Kubernetes Explained Simply: Pods, Services, and Deployments

Container Orchestration

You've mastered Docker. You can run docker run. But what happens when you need to run 1,000 containers across 50 servers? That's where Kubernetes (K8s) comes in.

1. The Pod

The smallest unit in K8s. A Pod runs your container. Think of a Pod as a "wrapper" around your Docker container.

kind: Pod
metadata:
  name: my-app
spec:
  containers:
  - name: my-app
    image: my-app:v1

Note: Pods are mortal. If they die, they don't respawn automatically.

2. The Deployment

This is what manages Pods. You tell the Deployment: "I always want 3 copies of my app running."

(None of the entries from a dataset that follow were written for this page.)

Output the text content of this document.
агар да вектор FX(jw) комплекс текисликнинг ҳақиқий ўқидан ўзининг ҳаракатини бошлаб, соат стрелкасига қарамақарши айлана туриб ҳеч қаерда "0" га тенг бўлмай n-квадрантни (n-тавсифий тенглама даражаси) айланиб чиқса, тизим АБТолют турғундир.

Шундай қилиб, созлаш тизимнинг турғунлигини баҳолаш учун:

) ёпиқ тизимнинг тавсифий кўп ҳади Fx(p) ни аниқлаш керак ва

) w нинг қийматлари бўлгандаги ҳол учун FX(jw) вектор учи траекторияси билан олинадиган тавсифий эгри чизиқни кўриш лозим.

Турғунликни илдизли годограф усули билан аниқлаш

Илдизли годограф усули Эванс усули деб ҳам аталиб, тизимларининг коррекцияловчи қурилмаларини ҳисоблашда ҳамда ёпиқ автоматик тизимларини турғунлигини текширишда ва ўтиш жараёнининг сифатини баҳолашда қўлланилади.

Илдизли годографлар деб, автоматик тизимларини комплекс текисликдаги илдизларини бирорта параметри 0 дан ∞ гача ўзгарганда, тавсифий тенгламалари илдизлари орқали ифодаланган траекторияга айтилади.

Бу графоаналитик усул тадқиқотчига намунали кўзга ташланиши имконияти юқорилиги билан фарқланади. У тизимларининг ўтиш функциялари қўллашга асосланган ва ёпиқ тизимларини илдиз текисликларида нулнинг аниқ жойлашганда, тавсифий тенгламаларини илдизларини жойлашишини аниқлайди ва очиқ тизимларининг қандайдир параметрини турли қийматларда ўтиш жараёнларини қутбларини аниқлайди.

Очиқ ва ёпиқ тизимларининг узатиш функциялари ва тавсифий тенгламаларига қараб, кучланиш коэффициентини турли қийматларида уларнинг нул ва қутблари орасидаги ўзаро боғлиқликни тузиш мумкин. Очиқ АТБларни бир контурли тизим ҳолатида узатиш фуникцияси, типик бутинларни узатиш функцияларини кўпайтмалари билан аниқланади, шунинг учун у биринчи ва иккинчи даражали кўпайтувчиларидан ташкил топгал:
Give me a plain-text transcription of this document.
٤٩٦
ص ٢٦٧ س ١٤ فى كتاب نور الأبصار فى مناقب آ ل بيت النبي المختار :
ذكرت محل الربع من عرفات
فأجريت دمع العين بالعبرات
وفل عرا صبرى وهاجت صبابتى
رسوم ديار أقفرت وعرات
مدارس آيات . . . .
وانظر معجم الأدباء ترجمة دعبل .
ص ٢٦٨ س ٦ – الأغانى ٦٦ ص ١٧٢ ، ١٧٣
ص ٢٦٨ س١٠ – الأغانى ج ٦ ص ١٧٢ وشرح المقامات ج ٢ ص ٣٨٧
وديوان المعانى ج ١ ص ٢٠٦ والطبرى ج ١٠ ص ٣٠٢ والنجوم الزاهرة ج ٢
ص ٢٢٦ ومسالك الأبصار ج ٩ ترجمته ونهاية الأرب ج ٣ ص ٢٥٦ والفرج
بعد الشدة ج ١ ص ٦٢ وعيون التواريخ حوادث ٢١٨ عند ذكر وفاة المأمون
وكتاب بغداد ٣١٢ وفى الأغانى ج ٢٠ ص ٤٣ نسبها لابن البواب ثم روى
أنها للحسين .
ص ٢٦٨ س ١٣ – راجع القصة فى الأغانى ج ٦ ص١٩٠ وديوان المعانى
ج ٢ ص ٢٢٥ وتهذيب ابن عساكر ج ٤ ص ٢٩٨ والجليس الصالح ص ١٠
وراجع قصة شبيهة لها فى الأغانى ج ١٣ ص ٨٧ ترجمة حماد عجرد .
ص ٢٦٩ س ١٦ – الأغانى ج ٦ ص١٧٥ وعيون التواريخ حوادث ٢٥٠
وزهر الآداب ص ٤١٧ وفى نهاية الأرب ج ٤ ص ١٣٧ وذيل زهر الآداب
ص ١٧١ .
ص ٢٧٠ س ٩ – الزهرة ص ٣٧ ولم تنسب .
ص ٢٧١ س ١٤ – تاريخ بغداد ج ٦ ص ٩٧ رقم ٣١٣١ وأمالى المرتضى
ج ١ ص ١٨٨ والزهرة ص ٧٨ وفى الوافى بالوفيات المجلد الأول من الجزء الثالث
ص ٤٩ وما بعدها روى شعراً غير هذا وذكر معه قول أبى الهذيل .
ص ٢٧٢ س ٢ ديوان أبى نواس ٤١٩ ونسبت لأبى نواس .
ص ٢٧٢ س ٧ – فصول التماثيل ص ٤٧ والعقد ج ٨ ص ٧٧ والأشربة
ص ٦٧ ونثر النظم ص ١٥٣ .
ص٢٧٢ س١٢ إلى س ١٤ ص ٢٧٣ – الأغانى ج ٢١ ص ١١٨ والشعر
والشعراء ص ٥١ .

If a server crashes and 1 Pod dies, the Deployment notices and immediately starts a new Pod on a healthy server to maintain the count at 3. Self-healing.

kind: Deployment
spec:
  replicas: 3
  template:
    ... (Pod spec here)

3. The Service

Now you have 3 Pods. Each has a different, dynamic IP address. How does the frontend talk to them?

A Service provides a stable, static IP and DNS name. It acts as an internal Load Balancer.

  • Frontend calls http://my-backend-service.
  • The Service forwards traffic to Pod A, Pod B, or Pod C randomly.

Why use K8s?

  • Auto-scaling: Automatically add more Pods when CPU usage is high.
  • Zero-downtime deployments: Roll out v2 slowly while v1 is still running.
  • Resource efficiency: Pack as many containers as possible onto your servers.

It has a steep learning curve, but it is the industry standard for modern infrastructure.